Eufloria has been described as a simple but charming game with calming music, graphics, and gameplay.

==Versions==
There are two versions of Eufloria: the original release for Windows PCs and subsequently rewritten for the PlayStation Network now referred to as Eufloria Classic, and Eufloria HD, the actively maintained build first released on iOS and later on BlackBerry. The Humble Bundle 4 for Android made it available on Android, and also in pre-release form on PC, Mac, and Linux. Owners of the original Eufloria could upgrade for free once Eufloria HD was released on PC, Mac and Linux. This version was released October 2014. A version of Eufloria HD was released for the Nintendo Switch on 31 December 2021.

==Gameplay==
Graphically, Eufloria is simple, with minimalistic graphics, and a simple design. The colour of the Euflorian empire is customizable.

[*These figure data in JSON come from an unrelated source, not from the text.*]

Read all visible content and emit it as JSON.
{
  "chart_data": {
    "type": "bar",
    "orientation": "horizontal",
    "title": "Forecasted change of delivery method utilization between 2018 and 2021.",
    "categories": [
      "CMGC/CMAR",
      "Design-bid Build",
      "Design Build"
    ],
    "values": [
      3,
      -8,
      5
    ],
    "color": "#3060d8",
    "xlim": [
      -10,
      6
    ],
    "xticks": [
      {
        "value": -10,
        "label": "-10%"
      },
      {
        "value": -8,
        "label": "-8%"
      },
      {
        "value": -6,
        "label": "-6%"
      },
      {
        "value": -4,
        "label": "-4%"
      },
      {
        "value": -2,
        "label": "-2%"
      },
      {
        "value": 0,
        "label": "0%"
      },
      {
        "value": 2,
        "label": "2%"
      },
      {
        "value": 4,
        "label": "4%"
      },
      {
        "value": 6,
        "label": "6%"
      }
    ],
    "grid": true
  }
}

At the start of the game, the player has one tree, called a Dyson tree, on an asteroid. The tree has a number of branches and leaves that fall off and become seedlings, which can be used to either create trees or fight other seedlings. Each tree is unique, the growth of its branches based on a fractal algorithm.

To create trees, 10 seedlings are needed in orbit of an asteroid. These seedlings then plummet into the ground to grow grass and the trees' roots. A plant called a defense tree may also be grown that attacks invading enemy seedlings by releasing explosive fruit. Over time, the plant's health, damage, and spawn rate increases. The player can also customize their asteroids with add-ons called 'flowers'.

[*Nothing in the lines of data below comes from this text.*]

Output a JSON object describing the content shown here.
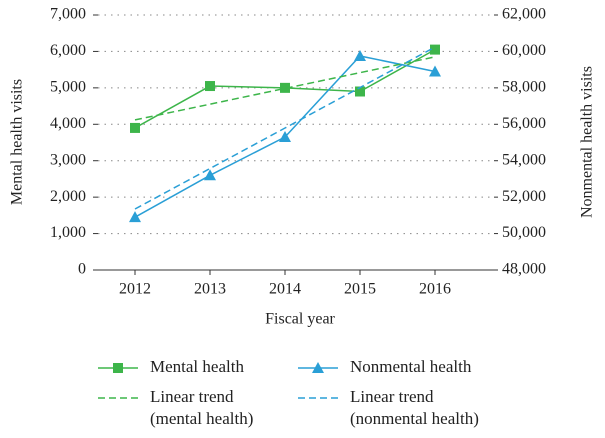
{
  "chart_data": {
    "type": "line",
    "x_label": "Fiscal year",
    "y_label": "Mental health visits",
    "y2_label": "Nonmental health visits",
    "categories": [
      "2012",
      "2013",
      "2014",
      "2015",
      "2016"
    ],
    "series": [
      {
        "name": "Mental health",
        "color": "#3db54a",
        "marker": "square",
        "dash": false,
        "values": [
          3900,
          5050,
          5000,
          4900,
          6050
        ]
      },
      {
        "name": "Nonmental health",
        "color": "#2a9fd6",
        "marker": "triangle",
        "dash": false,
        "axis": "y2",
        "values": [
          50900,
          53200,
          55300,
          59750,
          58900
        ]
      },
      {
        "name": "Linear trend\n(mental health)",
        "color": "#3db54a",
        "dash": true,
        "values": [
          4120,
          4552,
          4985,
          5417,
          5850
        ]
      },
      {
        "name": "Linear trend\n(nonmental health)",
        "color": "#2a9fd6",
        "dash": true,
        "axis": "y2",
        "values": [
          51350,
          53572,
          55795,
          58018,
          60240
        ]
      }
    ],
    "ylim": [
      0,
      7000
    ],
    "yticks": [
      0,
      {
        "value": 1000,
        "label": "1,000"
      },
      {
        "value": 2000,
        "label": "2,000"
      },
      {
        "value": 3000,
        "label": "3,000"
      },
      {
        "value": 4000,
        "label": "4,000"
      },
      {
        "value": 5000,
        "label": "5,000"
      },
      {
        "value": 6000,
        "label": "6,000"
      },
      {
        "value": 7000,
        "label": "7,000"
      }
    ],
    "y2lim": [
      48000,
      62000
    ],
    "y2ticks": [
      {
        "value": 48000,
        "label": "48,000"
      },
      {
        "value": 50000,
        "label": "50,000"
      },
      {
        "value": 52000,
        "label": "52,000"
      },
      {
        "value": 54000,
        "label": "54,000"
      },
      {
        "value": 56000,
        "label": "56,000"
      },
      {
        "value": 58000,
        "label": "58,000"
      },
      {
        "value": 60000,
        "label": "60,000"
      },
      {
        "value": 62000,
        "label": "62,000"
      }
    ],
    "grid": true
  }
}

If a dyson tree has a flower added, dysons with a vastly enhanced firerate and range are produced. If a defense tree has a flower added, lasermines are produced. These are powerful seedlings which can take on multiple enemies with multiple lasers, and a suicidal explosion.

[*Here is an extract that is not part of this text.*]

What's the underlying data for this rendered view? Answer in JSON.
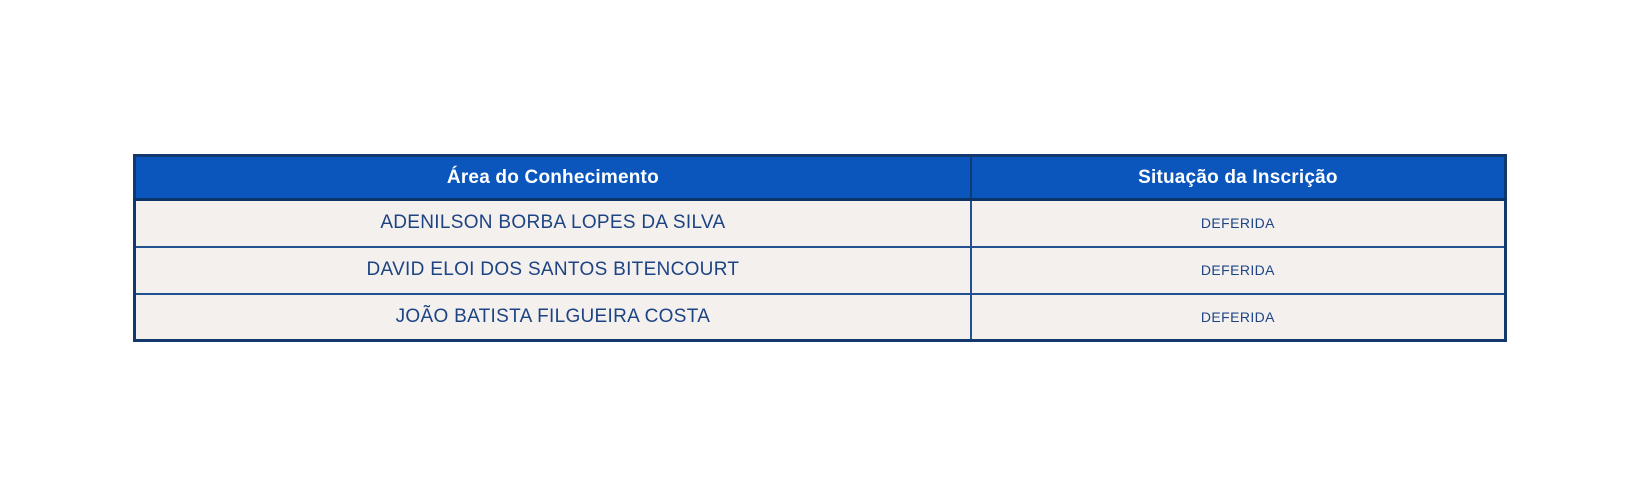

The seedlings can attack enemy asteroids, and take them over by burrowing through the roots to the core, and sapping the energy of the asteroid.

All levels are partially randomly generated, meaning each playthrough is slightly different. Also, each asteroid is unique in size and values, and produces seedlings with different stats. There are three stats: Speed enhances the rate of movement of seedlings, Strength enhances the damage of seedlings, and Energy increases the speed at which seedlings can convert enemy asteroids. The stats also affect the appearance of the seedlings.

==Plot==

The game begins in the far off future in space. The player controls a force of seedlings, and take more asteroids for the growers, mythical beings which spawned the seedlings. The mothertree hopes that by taking enough colonies for the growers, they can make them return. Early in the game, the player encounter an enemy, the greys, which has brutally attacked one of their colonies. Soon the mothertree learns that the greys have been driven mad by a disease, which forces them to attack. They also learn that another empire is attacking their empire and so the player is sent beyond the borders of the empire to find out why the greys are attacking, and deal with them. The player continues, gaining new technologies and rescuing allies along the way, to find that their enemies produced the greys, despite the danger that the greys would destroy them too. Eventually, the home asteroid of the greys was found. After conquering them, the mothertree analysed their remains, and found that all the enemy seedlings had the same DNA as the Euflorian's seedlings.

==Development==

Originally called Dyson, the game started as a simple single proof of concept level. Levels were originally designed with the XML markup language, and later the Lua programming language for increased flexibility.

The game was renamed Eufloria after a contest on IGN's Direct2Drive. Over 400 names were sorted through, with Vernon Sydnor giving the winning name.

The game has since been upgraded with a campaign, substantial AI and graphical improvements, and has been translated into English, French, German, Italian, Spanish, and Dutch.

==Reception==

Lewis Denby of Resolution Magazine gave the game a 6/10. Anthony Burch of Destructoid gave it a 4/10. Mike Rose of gamezebo gave it three out of five stars.